Part of the ‘art’ of being a private investigator is noticing these behaviours. It helps us to figure out what’s going on much more quickly.
This observational power is critical when trying to tell if someone is lying to you, from their eyes.
Disclaimer: The information contained in this post is for general information only. Being able to read people in this way requires expert training and experience. You shouldn’t expect to be able to detect a lie in someone’s eye because you read this post. Indeed, you’re more likely to get it wrong than right. For help with an individual situation, please contact us, or use the live chat feature on this page.
I always call this ‘Flatliners’ and what I mean is getting a good baseline of how someone’s eyes move. You want to get good baselines for as many different situations that you can. Nowadays this is usually an easy task. Most people have plenty of photos and videos of their partners. So, you can study your partner’s behaviour at your leisure from your smartphone. In the following points, we’ll take a look at the typical behaviour changes displayed by most people. Bear in mind, some of these behaviours can be slight, or happen ‘in the blink of an eye.’ You may have to slow down the speed of recorded material to be able to see them.

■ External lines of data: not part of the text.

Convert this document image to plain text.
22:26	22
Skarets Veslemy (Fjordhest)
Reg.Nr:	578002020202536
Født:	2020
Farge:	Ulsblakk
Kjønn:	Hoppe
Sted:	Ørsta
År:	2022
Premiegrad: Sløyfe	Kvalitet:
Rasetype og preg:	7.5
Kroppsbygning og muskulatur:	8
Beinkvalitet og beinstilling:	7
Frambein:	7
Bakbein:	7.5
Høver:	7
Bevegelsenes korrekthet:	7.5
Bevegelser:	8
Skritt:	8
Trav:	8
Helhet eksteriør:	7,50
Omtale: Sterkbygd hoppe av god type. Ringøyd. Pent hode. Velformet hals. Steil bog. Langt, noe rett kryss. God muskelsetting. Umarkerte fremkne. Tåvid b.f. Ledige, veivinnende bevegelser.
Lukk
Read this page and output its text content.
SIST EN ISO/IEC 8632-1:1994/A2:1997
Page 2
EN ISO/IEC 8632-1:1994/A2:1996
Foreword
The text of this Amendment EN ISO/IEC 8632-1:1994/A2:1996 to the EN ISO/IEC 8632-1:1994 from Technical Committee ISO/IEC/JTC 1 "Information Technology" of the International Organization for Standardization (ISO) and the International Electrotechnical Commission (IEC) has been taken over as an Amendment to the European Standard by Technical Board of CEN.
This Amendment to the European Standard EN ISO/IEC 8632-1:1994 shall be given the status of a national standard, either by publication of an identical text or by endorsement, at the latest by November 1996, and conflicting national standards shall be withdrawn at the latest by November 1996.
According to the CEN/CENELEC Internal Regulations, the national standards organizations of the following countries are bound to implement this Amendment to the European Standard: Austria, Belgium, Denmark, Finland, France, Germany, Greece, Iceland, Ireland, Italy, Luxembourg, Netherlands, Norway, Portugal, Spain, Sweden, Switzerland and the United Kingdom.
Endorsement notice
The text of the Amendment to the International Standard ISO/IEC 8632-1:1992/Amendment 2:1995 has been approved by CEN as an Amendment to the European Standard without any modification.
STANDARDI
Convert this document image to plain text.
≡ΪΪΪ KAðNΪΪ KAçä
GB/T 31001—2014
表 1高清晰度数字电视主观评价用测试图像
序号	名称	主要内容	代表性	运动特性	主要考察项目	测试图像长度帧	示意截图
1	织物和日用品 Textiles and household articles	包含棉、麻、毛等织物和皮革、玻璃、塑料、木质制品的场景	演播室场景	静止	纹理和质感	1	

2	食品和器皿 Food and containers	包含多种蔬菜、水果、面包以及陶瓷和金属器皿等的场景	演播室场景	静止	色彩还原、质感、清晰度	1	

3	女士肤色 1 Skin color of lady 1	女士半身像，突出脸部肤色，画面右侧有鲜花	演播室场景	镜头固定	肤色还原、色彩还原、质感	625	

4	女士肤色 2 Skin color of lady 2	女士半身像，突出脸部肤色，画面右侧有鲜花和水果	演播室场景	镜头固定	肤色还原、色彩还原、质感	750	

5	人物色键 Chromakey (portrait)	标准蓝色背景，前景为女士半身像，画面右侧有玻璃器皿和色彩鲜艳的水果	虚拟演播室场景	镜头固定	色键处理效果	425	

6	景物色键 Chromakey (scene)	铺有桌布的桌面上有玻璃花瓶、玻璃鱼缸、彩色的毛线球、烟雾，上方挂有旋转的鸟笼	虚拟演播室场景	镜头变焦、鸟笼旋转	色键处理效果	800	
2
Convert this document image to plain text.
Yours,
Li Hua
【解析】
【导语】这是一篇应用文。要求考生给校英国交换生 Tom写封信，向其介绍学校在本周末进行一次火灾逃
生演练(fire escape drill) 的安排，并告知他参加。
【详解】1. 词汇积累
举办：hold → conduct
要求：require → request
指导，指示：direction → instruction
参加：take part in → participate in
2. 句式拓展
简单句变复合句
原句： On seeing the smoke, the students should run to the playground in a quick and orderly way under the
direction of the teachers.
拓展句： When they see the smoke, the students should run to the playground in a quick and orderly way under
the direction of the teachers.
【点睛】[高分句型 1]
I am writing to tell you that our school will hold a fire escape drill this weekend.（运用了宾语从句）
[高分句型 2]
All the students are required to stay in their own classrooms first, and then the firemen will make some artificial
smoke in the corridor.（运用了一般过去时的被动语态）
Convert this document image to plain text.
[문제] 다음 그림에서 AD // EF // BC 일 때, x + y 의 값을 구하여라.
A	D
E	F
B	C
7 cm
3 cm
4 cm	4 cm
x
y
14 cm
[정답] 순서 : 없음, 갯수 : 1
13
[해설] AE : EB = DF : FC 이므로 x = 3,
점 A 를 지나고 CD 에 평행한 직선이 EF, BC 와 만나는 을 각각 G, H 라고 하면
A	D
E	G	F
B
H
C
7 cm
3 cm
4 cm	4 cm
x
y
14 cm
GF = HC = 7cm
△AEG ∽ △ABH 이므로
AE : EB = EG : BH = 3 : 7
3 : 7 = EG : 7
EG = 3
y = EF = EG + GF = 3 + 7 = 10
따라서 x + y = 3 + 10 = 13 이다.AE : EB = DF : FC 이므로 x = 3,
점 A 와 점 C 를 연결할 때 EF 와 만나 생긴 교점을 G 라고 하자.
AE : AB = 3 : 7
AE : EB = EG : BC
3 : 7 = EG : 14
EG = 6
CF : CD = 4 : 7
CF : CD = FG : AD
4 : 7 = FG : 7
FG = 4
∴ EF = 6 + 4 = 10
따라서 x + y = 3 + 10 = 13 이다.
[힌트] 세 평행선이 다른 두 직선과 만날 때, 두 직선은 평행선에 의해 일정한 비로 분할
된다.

#2 No Staring Competition Here – But At Least Look At Me, Goddamit.
I’ll forgive any confusion you may feel if you search Google on this subject. Some articles highlight that if someone stares at you, they’re likely to be lying. Others say that if someone is looking away from you, then they’re lying.
What’s the truth?
Well, it’s actually both.
It’s easy to understand why, and then apply to your situation.
Most people’s eyes move when they access their memory. So, a behaviour baseline for a typical person is they’ll look at you while they’re in conversation with you. But they’ll glance away from time-to-time to access the memories they need.
This means it’s unnatural for someone to stare at your eyes, the whole time they’re talking to you. (It’s not impossible though!)
For most people telling a lie is an uncomfortable thing to do. An act which makes them squirm more when they’re lying to a loved one, such as their partner. It can be so unsettling, that they can’t look at the person they’re lying to.
Is your girl spending 90% of the time looking away from you during a conversation? Is that her usual behaviour? If not, it means she’s uncomfortable, and that could be because she’s telling you porkies.
#3 What You Looking At?
Where people look when they talk to you can signify what’s happening inside their mind. People’s eyes move to the left when accessing a memory, and to the right when their brain is getting creative. This behaviour reverses for left-handed people. The reason you need to get a baseline first is lots of people are born left-handed. Their parents trained them to write with their right-hand when they were children.
#4 Dilation Deflation
People often ask me, “Do someone’s pupils dilate when they’re lying?”
The answer is yes.
But someone’s pupils also dilate when they find someone attractive and when they move from light to dark. The eyes are sensitive, so the difference between the light and dark doesn’t have to be much for dilation to happen.
So, while the CIA measure pupil dilation to detect a lie, it’s hard to do with any accuracy.
#5 Muscle Twitches
With the focus on the eyes, it’s easy to ignore what’s going on around them, and it’s here you may find a significant behaviour. Some people’s eyebrow, or muscles immediately under the eye, twitch when they’re lying. Twitches like these are unconscious and uncontrollable. It makes them accurate lie predictors.
There are plenty of signs of discomfort people display when they’re lying. Eye behaviour can be a reliable indicator of this discomfort. But of course, only to the ‘trained eye.’